Mlliyet Milliyet Blog Milliyet Blog
 
Facebook Connect
Blog Kategorileri
 

27 Temmuz '08

 
Kategori
Mizah
 

Mutlu mutsuz bayanlar aranıyor

Mutlu mutsuz bayanlar aranıyor
 

Antalyalı seyyahın dikkatine


Geçenlerde bir piknik masasının üzerinde, tam da yeri ve layığı üzere olan bir gazetenin mini ilanları dikkatimi çekti. Oldum olası küçük ilanlara bayılırım. Ve hep aklıma Amerikalılarla ilgili yapılan şu espri gelir. Güya, Amerikalı bu gün yeni bir işe girmişse, ertesi gün ilk iş bir gazete alır ve yeni iş ilanlarına bakarmış. Bu espride anlatılmak istenen Amerikalının zekası mı yoksa kapitalist düzenin acımasızlığı mı belli değil. Belki her ikisi de.

Benim dikkatimi çeken bu küçük iş veya eleman arayan ilanlardan değildi. Neydi? Uzatmayayım, size ilanlardan bir tanesini aynen yazayım, sonra yorar yorumlarız.

“Ben Bursa’dan Mehmet. Uzun boylu, yakışıklı biriyim, Bursalı bayanların aramasını bekliyorum” İlanın altında da cep telefonu numarası. Hönk! Bursalı Mehmet iş aramıyor ki! “Bu ne len, ne oluyoruz!” derken; gözlerim fal taşıydı. Evin bir yerlerinde porno dergi bulmuş afacan çocuk, heyecanı ve merakıyla gazeteyi önüme çektim ve diğer ilanları okumaya başladım.

İkinci ilan da şöyle: “Antalya’da yaşıyorum, Antalya İzmir arası sık seyahat ediyorum, mutsuz bayanların aramasını bekliyorum” Güler misin ağlar mısın? Adama bakın hele, kendinden o kadar emin ki; mutsuz bayanların aramasını bekliyormuş. Her hangi bir mutsuzluk vakası varsa anında müdahale edecek. Düşünsenize, bizimki bir çadır kurmuş, üstünde “sadece mutsuz bayanlar girebilir” yazıyor. Gözü yaşlı, burnu sümüklü içeri giren her kadın, yüzünde gülücükler, gülleri beş yaprak dışarı çıkıyor. Herkes işin sırrını merak ediyor. Ulen ne oluyor içeride de bunlar bu kadar mutlu çıkıyor? (Merak etmeyin bendeniz hemen çadırın dışında, içeriden mutlu çıkan kadınlarla röportaja hazır bekliyorum.) Meğersem bizim Antalyalı o kadar gudubet, eciş bücüş ve çirkin bir şeymiş ki; içeri giren her kadın elindekine çok şükrettiği için gülümsermiş.

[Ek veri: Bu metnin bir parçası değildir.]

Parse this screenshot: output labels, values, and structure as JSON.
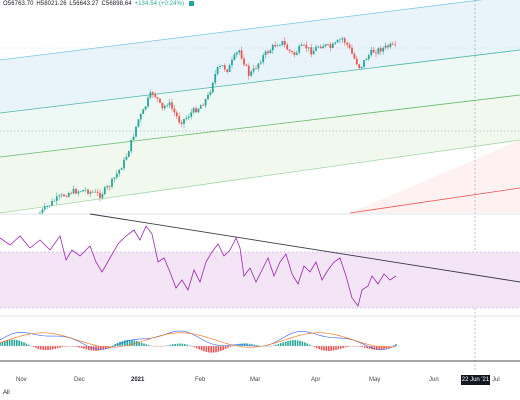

Yine aynı şehrin insanlarından bir başka ilan, buyurunuz:

“Merhaba, ben Antalya’dan Ali. 30 yaşında, 1.78 boyunda bir beyim. Maddi durumu iyi bayanların beni aramasını bekliyorum” Yahu buna gülünmez de ne yapılır? “Bak sen” diyesi geliyor insanın. Adam tam bir sülük. Yapışacak maddi durumu iyi hatuna, ekmek elden su gölden, gel keyfim gel. Fonda da “lüküs hayat” çalıyor. Ama maddi durumu iyi olan bu bayanların onu neden arayacağı, neden öylesi bir kamburu sırtında taşımak isteyeceği, dahası adamın vazgeçilmezinin ne olduğu meçhul. Sanırım Ali’nin sözcük dağarcığında “cigolo” kelimesi yok. Olsaydı doğrudan onu yazardı, bizde anlardık ne demek istediğini. İlgililer de daha rahat ulaşırlardı bu 1.76’lık beyni pigmeye.

Son ilan da şöyle: “Ben Mersin’den Fatih. 1.76 boyunda esmer bir gencim. Mutlu bayanların beni aramasını bekliyorum” Artık gülmekten kırılacağım. Ama çocuk haklı. Ne yapsın sorunlu sümüklü tiplerle. O gülümsemek istiyor besbelli. Ama bilmediği bir şey var. Şimdi mutlu bir bayan bu gazetedeki ilana neden baksın? Hadi benim gibi kazara denk geldi baktı, zaten mutluyken neden senin gibi muhtemelen züğürt birini arasın? Tut ki şapşallığına denk geldi aradı diyelim, sen bu mutluluğun üstüne ne ekleyeceksin? Olmuyor Fatih olmuyor…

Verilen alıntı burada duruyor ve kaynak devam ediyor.